The redesign of antifreeze proteins: an improved procedure
Everyone has at least once experienced on a hot summer day the melting of their ice cream. To slow down this process, Unilever started introducing antifreeze proteins in their ice cream about ten years ago. Originally, they were derived from ocean pout, but for this industrial process genetically manipulated brewer’s yeast is used to produce higher quantities of these proteins. This animal-friendly method allows Unilever to produce ice cream with a reduced fat content, without a change in the taste, that will retain their solid structure longer. Additionally, with the reduced fat content, it is possible to have a higher fruit content, making the new ice creams even healthier.

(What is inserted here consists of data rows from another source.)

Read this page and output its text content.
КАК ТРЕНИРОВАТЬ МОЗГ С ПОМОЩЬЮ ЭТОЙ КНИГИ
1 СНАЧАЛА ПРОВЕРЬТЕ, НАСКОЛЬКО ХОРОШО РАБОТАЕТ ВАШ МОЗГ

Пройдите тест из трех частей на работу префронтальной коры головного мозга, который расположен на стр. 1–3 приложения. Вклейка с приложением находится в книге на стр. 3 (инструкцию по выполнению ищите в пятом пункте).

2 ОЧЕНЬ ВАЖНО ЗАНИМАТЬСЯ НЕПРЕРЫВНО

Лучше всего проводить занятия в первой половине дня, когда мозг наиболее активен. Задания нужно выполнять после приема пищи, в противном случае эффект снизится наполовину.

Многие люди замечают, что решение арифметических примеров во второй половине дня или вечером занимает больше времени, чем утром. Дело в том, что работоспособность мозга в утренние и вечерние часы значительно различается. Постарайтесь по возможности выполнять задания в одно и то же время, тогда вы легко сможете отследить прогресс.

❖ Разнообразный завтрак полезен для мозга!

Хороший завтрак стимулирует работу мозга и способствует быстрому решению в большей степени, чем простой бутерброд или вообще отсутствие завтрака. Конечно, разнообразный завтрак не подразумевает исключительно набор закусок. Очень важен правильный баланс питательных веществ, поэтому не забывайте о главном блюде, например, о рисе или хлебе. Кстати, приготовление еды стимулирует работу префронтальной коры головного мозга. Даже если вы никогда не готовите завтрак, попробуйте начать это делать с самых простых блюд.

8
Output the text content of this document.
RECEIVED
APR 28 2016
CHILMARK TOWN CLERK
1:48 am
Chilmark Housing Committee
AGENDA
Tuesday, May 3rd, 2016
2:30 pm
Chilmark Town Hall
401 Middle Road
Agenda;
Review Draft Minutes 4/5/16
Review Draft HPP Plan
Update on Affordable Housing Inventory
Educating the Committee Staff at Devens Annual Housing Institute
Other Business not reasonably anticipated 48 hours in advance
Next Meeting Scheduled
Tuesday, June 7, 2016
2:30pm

Upon further research it was observed that antifreeze proteins, derived from different organisms such as rye-grass and extremophile bacteria, contain a linear structure consisting of repeating units that coordinates on ice crystal lattices. The presence of these repeating units is interesting for the biotechnology for several reasons, but mainly because it gives the possibility to modify these proteins in such a way that identical repeating units are obtained. Once this is done, repeating units can easily be added or deleted, resulting in a set of proteins that only vary in the amount of repeating units. Such a set of proteins has specific purposes in, i.e., the coordination of metal arrays, as the length can be easily modified. For this reason, the conducted lab work focused on these proteins.
During the first part of this research a procedure was developed that uses the sequences of antifreeze proteins as an input to computationally generate the desired proteins. The procedure helps to identify the different repeats, which will be aligned and compared. Via computational methods it was then possible to generate putative ancestral sequences for these repeats, as they probably all share the same evolutionary origin, but diversified due to mutations over the course of time. The different ancestral sequences were assessed on their properties and the most promising repeat sequence was chosen. As such, proteins can be designed with a varying number of identical repeats in its core.
However, no proteins were obtained after multiple attempts to bring the proteins to expression. After investigating the possible reasons as to why no proteins were obtained, alterations were made to the design algorithms and procedure. These changes resulted in an improved procedure that would now combine two repeats and use these to generate multiple alternating repeats instead of multiple identical repeats. This increase in diversity may have a stabilising effect on the protein. After comparing the newly obtained sequences with the initial sequences, it was clear that the new sequences were improved as they clearly had a better design score. However, due to a lack of time these improvements could not be tested experimentally, but only computationally.
In the future, these improved designs will be validated experimentally and, if a set of proteins is obtained, it is possible to assess these proteins based on their antifreeze activity as well. If they still contain their antifreeze activity, they can be compared to the original protein and its activity. If the new proteins exceed this activity they may even find new purposes besides the coordination of metal arrays.